Since 1990 Levine has created monochrome paintings. By slowly building up layers of paint, he exploits difference: for each work the canvas is often a slightly different color, tone, or weave; it may be stretched at different depths, creating thinner or thicker profiles; the shapes are almost but not quite square; and thin borders amplify the paintings’ varying surfaces.
The process, which can take several years, is documented on the back, creating a kind of diary for each work’s growth.
The painted piece in this exhibition is part of the series of so-called “N-Bilder” (N-Pictures) initiated in 2010. All black-and-white paintings in this cycle are united by an alignment to the incalculable dimension of “N”.

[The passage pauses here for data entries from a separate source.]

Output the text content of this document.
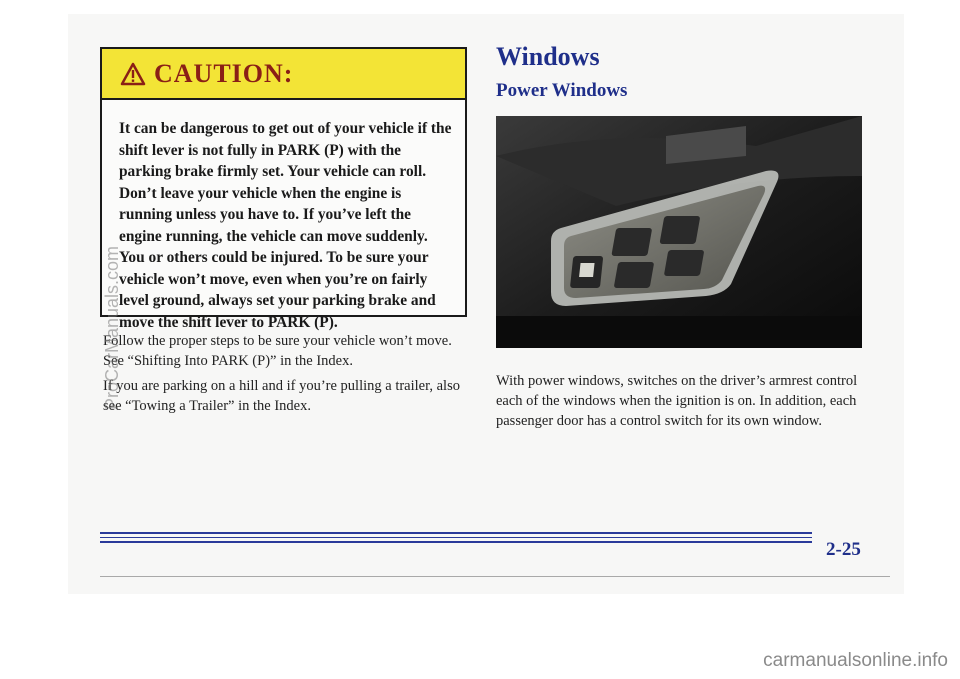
CAUTION:
It can be dangerous to get out of your vehicle if the shift lever is not fully in PARK (P) with the parking brake firmly set. Your vehicle can roll. Don’t leave your vehicle when the engine is running unless you have to. If you’ve left the engine running, the vehicle can move suddenly. You or others could be injured. To be sure your vehicle won’t move, even when you’re on fairly level ground, always set your parking brake and move the shift lever to PARK (P).
Follow the proper steps to be sure your vehicle won’t move. See “Shifting Into PARK (P)” in the Index.
If you are parking on a hill and if you’re pulling a trailer, also see “Towing a Trailer” in the Index.
Windows
Power Windows
With power windows, switches on the driver’s armrest control each of the windows when the ignition is on. In addition, each passenger door has a control switch for its own window.
2-25
ProCarManuals.com
carmanualsonline.info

The foundation of Feyld’s work is the exchange between the physical, material, and more ambiguous aspects of the perception in painting. His recent paintings typically have upwards of 20-30 layers of paint and pigmented medium. Each layer is added and sometimes sanded, until the weave of the cotton canvas, or grain of the wood is no longer evident.
Though the canvases appear cold and mathematically precise at first glance, close observers are rewarded with the painterly texture and gesture created by Feyld’s layered process and free-hand line. The interplay between exactitude and expression contributes to the tension present in Feyld’s works, which is aggravated by his dramatic use of positive and negative space.